When you’ve been venting about men
Your boyfriend has caught on that during girls’ night, you and your friends talk about all the annoying things your boyfriends do, and you come home with a head full of steam. That’s why he’s treading so light, that annoying smarty-pants.
The fact that you shop for nothing at all
He’s going to call you out on it one day. You’ll see. You’ll be leaving to go shopping, he’ll ask what you’re shopping for, and you’ll fumble through something like “Well I could really use some, um, casual, basic tank tops…” Then he’ll say, “You don’t need anything you just want to walk around the store and make up things you need.” How dare he.
Whether you’re a Samantha/Carrie/Miranda/Charlotte
He has a basic understanding of what each one means. He also knows which one you really are, and which one he is supposed to say you are.
When you’re faking it
You can’t get away with that for much longer. He knows that when you really have an orgasm, the words and sounds that come out of your mouth aren’t as organized as the ones you say when you’re faking it.
Your lazy shaving habits
He knows you don’t shave the backs of your thighs. It’s okay. He accepts it and just touches your calves.
Why meals can’t be spontaneous
He knows now that if he wants to have some big, calorie-loaded meal with you on Friday he needs to ask you about it on Tuesday so you can plan your salads and workouts accordingly in preparation.
You buy clothes for unrealistic scenarios
He can look at half of your closet and realize those items are for scenarios you dreamt up after a few too many mimosas, like a party on Kanye West’s yacht, or lunch with the First Lady.
Buying pregnancy tests is a nightmare
He knows better than to say, “So just go buy a pregnancy test” when your period is late.
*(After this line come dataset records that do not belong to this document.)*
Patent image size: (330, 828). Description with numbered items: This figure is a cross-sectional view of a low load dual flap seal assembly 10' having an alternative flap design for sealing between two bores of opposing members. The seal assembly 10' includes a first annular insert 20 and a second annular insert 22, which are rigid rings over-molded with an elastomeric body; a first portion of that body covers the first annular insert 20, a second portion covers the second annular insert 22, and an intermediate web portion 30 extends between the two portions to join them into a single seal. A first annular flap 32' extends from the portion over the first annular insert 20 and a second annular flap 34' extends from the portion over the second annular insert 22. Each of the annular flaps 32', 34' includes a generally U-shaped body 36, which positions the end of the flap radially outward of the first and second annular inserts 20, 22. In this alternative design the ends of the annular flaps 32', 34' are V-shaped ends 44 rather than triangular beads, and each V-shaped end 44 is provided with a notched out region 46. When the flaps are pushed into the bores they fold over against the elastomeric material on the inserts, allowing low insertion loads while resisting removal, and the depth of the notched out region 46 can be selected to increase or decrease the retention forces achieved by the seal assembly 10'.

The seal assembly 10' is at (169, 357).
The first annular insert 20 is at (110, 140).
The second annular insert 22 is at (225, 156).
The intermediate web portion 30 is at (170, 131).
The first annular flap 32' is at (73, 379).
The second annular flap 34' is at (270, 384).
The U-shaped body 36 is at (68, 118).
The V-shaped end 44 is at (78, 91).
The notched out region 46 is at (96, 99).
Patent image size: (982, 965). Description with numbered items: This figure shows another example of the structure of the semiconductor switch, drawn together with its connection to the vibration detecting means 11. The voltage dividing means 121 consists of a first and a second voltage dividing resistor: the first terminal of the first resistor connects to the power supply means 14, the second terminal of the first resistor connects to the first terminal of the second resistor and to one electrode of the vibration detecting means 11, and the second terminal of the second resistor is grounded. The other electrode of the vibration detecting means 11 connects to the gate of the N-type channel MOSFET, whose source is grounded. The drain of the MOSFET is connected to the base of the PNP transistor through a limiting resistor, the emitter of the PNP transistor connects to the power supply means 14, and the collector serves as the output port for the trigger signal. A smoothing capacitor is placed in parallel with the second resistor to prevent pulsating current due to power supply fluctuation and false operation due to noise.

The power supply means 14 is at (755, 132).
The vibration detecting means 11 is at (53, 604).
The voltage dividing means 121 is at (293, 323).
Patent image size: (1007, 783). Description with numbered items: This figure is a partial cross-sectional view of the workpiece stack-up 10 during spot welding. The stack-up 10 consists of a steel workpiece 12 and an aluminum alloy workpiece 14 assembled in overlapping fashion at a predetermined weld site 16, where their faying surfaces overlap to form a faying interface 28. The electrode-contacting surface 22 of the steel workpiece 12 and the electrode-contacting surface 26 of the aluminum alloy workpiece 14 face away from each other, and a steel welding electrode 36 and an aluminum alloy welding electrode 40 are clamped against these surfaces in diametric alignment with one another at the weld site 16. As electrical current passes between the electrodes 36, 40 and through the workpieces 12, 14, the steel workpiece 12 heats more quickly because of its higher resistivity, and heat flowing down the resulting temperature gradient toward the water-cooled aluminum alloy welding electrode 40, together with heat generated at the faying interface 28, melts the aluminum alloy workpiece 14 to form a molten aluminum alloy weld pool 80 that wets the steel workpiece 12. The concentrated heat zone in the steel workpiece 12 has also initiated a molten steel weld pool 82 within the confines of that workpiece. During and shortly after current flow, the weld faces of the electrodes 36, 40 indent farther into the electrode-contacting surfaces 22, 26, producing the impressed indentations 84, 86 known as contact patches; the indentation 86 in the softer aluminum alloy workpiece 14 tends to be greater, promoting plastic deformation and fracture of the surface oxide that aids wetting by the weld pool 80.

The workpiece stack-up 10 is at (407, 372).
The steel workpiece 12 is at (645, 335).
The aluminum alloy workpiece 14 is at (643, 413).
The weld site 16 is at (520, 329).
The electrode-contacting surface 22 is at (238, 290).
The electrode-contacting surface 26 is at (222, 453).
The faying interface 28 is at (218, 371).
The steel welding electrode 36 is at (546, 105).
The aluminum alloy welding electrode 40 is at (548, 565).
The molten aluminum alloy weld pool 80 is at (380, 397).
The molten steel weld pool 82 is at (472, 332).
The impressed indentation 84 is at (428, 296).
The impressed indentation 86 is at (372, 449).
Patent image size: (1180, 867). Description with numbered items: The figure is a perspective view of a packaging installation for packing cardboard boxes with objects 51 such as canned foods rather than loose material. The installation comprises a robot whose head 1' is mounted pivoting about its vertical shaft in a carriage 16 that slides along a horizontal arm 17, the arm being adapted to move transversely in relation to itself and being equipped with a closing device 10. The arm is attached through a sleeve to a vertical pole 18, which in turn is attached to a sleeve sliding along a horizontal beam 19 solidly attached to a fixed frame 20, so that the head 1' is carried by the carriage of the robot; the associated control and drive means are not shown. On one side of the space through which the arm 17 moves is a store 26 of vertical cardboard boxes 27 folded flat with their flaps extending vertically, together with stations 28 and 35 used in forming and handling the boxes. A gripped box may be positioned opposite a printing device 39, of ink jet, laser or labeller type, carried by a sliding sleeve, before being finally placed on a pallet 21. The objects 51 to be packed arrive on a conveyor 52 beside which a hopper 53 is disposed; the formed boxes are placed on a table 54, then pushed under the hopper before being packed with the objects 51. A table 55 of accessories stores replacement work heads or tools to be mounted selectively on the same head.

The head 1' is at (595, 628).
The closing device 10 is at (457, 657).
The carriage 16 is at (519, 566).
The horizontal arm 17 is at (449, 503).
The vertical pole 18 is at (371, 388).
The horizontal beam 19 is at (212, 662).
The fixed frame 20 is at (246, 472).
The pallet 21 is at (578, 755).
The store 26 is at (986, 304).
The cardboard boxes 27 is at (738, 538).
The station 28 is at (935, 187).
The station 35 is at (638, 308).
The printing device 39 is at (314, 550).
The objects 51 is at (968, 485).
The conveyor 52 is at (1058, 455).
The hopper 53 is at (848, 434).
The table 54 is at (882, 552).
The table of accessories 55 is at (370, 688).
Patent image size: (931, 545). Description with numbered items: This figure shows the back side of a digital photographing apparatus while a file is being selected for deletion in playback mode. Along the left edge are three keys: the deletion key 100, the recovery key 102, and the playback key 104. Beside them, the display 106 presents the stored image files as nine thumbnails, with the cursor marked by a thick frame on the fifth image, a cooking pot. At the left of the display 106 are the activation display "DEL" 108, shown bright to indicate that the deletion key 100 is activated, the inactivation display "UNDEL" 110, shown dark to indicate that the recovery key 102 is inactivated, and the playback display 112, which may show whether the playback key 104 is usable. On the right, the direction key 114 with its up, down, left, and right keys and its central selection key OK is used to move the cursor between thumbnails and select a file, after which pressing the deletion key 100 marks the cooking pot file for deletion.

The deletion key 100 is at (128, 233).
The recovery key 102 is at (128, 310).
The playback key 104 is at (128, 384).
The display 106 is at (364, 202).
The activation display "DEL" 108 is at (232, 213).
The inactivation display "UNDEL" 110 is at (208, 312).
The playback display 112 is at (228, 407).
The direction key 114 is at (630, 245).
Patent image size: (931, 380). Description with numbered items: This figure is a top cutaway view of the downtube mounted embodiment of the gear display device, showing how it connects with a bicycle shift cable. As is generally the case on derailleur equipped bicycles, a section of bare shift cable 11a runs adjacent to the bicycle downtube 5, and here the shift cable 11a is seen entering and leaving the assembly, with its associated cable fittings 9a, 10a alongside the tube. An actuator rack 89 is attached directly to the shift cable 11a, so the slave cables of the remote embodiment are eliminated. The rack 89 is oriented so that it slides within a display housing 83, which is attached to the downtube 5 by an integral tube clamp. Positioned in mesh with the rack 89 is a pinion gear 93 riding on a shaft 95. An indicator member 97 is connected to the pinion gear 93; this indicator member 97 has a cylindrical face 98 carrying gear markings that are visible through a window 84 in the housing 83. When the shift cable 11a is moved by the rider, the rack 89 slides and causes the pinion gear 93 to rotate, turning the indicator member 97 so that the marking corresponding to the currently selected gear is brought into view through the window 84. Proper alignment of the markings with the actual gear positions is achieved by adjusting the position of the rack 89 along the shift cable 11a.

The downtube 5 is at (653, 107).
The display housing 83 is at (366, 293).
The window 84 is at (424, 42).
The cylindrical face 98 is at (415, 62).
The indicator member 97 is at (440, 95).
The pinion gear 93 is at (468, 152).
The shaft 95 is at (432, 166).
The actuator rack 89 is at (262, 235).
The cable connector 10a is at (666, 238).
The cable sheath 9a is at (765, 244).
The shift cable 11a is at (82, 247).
Now he knows how horrible that walk down the “family planning” isle is, and how embarrassing those stares from the other people in line are.
Flavored lube; it’s worth the investment
Any long-term boyfriend gives up the fantasy that women like the taste of their, ya know, and they realize that investing in flavored lube that tastes like her favorite fruit or candy is important.
You get a little b*tchy when you’re drunk
He knows to agree with you when you’re drunk because you’ll argue just for the sake of arguing.
You need extra snuggles around your period
He knows A) Never to ask “Is it okay if I touch you?” when you’re on your period because you’re not a bomb for goodness sake! And B) That you need lots of snuggles.
You do not want to be left alone during your period
He has learned how insulting it is when he suggests that he should make himself scarce when you’re on your period. He has experienced firsthand how suggesting this only causes an enormous fight.
You need to talk after phone calls with your mom
When you say, “It’s fine. We’re fine” after chatting with your mom, he should hang tight because a flood is on its way.
You don’t just dress up for them so, yes, date night matters
He used to be confused by the fact that you wanted to go out for date night but insisted date night was just about spending time together. Now he knows it’s one of the few times you can do your hair and wear a special outfit for the world to see.